- Shah Alampur Location in Uttar Pradesh, India
- Coordinates: 27°13′51″N 79°11′33″E﻿ / ﻿27.2308°N 79.19261°E
- Country: India
- State: Uttar Pradesh
- District: Mainpuri
- Tehsil: Bhongaon

Area
- • Total: 1.044 km^{2} (0.403 sq mi)

Population (2011)
- • Total: 1,013
- • Density: 970.3/km^{2} (2,513/sq mi)
- Time zone: UTC+5:30 (IST)

= Shah Alampur =

Village in Uttar Pradesh, India

Shah Alampur is a village in Sultanganj block of Mainpuri district, Uttar Pradesh, India. As of 2011, it had a population of 1,013, in 173 households.

== Demographics ==
As of 2011, Shah Alampur had a population of 1,013, in 173 households. This population was 53.4% male (541) and 46.6% female (472). The 0-6 age group numbered 163 (92 male and 71 female), or 16.1% of the total population. No residents were members of Scheduled Castes.

The 1981 census recorded Shah Alampur as having a population of 602 people, in 113 households.

The 1961 census recorded Shah Alampur as comprising 2 hamlets, with a total population of 488 people (250 male and 238 female), in 94 households and 61 physical houses.
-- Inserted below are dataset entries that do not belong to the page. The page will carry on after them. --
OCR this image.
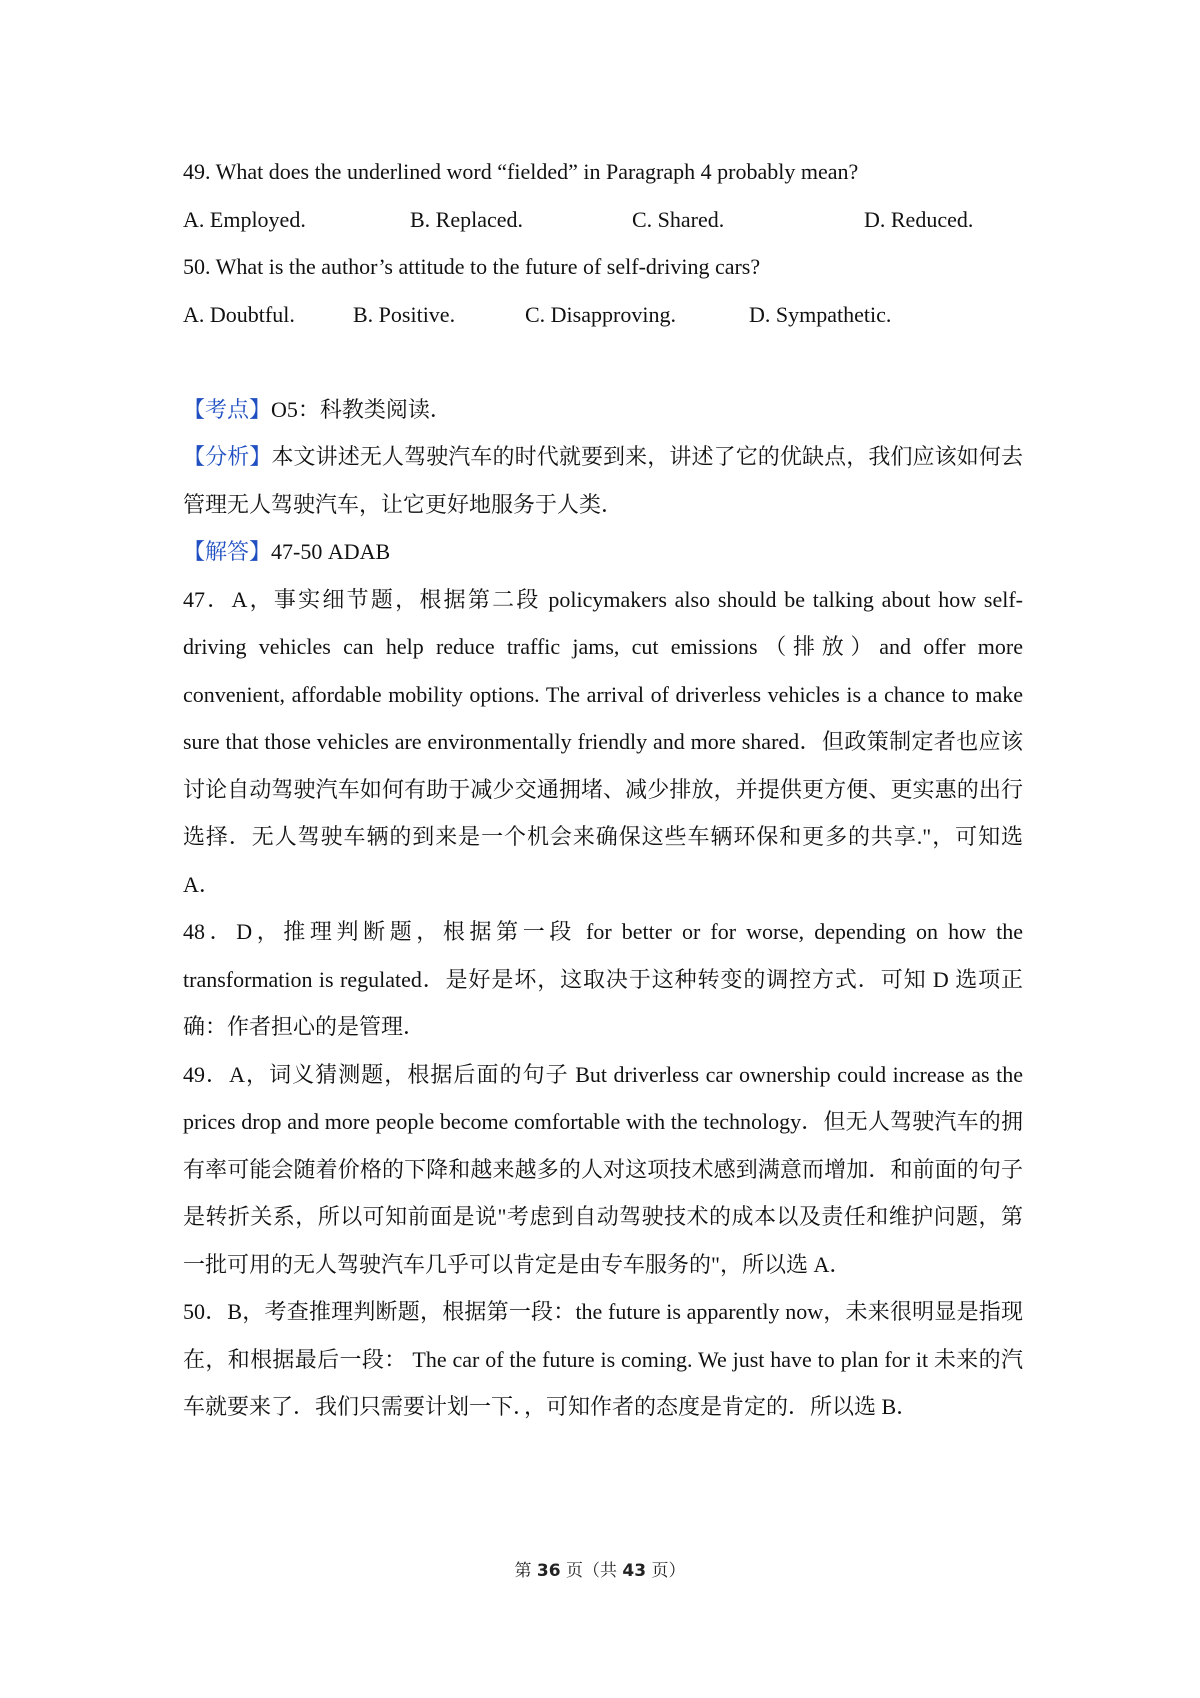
49. What does the underlined word “fielded” in Paragraph 4 probably mean?
A. Employed.	B. Replaced.	C. Shared.	D. Reduced.
50. What is the author’s attitude to the future of self-driving cars?
A. Doubtful.	B. Positive.	C. Disapproving.	D. Sympathetic.
【考点】O5：科教类阅读．

【分析】本文讲述无人驾驶汽车的时代就要到来，讲述了它的优缺点，我们应该如何去管理无人驾驶汽车，让它更好地服务于人类．

【解答】47-50 ADAB

47．A，事实细节题，根据第二段 policymakers also should be talking about how self-driving vehicles can help reduce traffic jams, cut emissions（排放）and offer more convenient, affordable mobility options. The arrival of driverless vehicles is a chance to make sure that those vehicles are environmentally friendly and more shared．但政策制定者也应该讨论自动驾驶汽车如何有助于减少交通拥堵、减少排放，并提供更方便、更实惠的出行选择．无人驾驶车辆的到来是一个机会来确保这些车辆环保和更多的共享."，可知选 A．

48．D，推理判断题，根据第一段 for better or for worse, depending on how the transformation is regulated．是好是坏，这取决于这种转变的调控方式．可知 D 选项正确：作者担心的是管理．

49．A，词义猜测题，根据后面的句子 But driverless car ownership could increase as the prices drop and more people become comfortable with the technology．但无人驾驶汽车的拥有率可能会随着价格的下降和越来越多的人对这项技术感到满意而增加．和前面的句子是转折关系，所以可知前面是说"考虑到自动驾驶技术的成本以及责任和维护问题，第一批可用的无人驾驶汽车几乎可以肯定是由专车服务的"，所以选 A．

50．B，考查推理判断题，根据第一段：the future is apparently now，未来很明显是指现在，和根据最后一段： The car of the future is coming. We just have to plan for it 未来的汽车就要来了．我们只需要计划一下．，可知作者的态度是肯定的．所以选 B．

第 36 页（共 43 页）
The area of the village was given as 259 acres.

== Infrastructure ==
As of 2011, Shah Alampur had 1 primary school; it did not have any healthcare facilities. Drinking water was provided by hand pump and tube well/borehole; there were no public toilets. The village had a post office but no public library; there was at least some access to electricity for all purposes. Streets were made of both kachcha and pakka materials.